To relieve of the tyranny of choice when it comes to selecting which cold mezze to order Pasha offers a lovely combination plate that includes hummus, ezme (an crisp, spicy salad of chopped tomatoes, onions, parsley, crushed walnuts, and red peppers), baba ganoush, tabouli, eggplant salad, dolma stuffed with rice, currants, and raisins, and lebni, thick Mediterranean yogurt laced with garlic and dill. The large fluffy pita bread slices that accompany the platter is the best vehicle for scooping and enjoying the various dips and salads.

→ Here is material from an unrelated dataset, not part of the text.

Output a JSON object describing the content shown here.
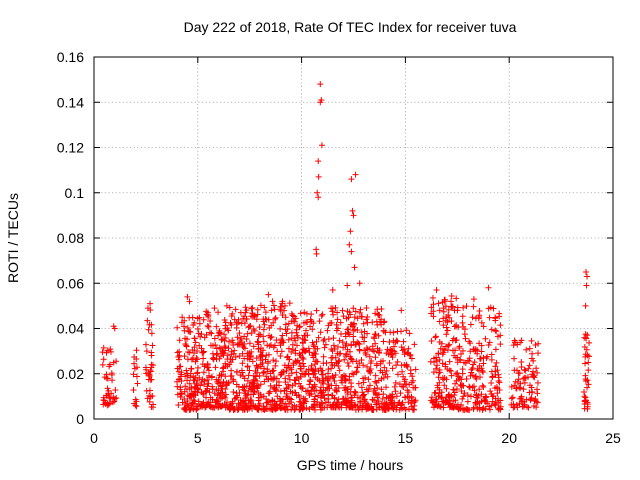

With regards to hot appetizers, the sigara borek is the richest (what else do you expect from feta wrapped in filo dough then deep-fried) and most likely to swiftly curb your hunger. Take a chance also on the arnavut cigeri, small chunks of calf's liver breaded and served with onions and tomatoes. This dish is most decidedly not like the liver and onions foisted on you by decrepit relatives when you were a child. Any disconcerting metallic twang of the liver is completely overridden by good seasoning and a careful pan-frying process that yields succulent, earthy bits of tender meat.
Two final pieces of advice: 1) Again, allow ample time to secure a spot nearby and 2) save some lebni from the mezze platter--it tastes great with the liver.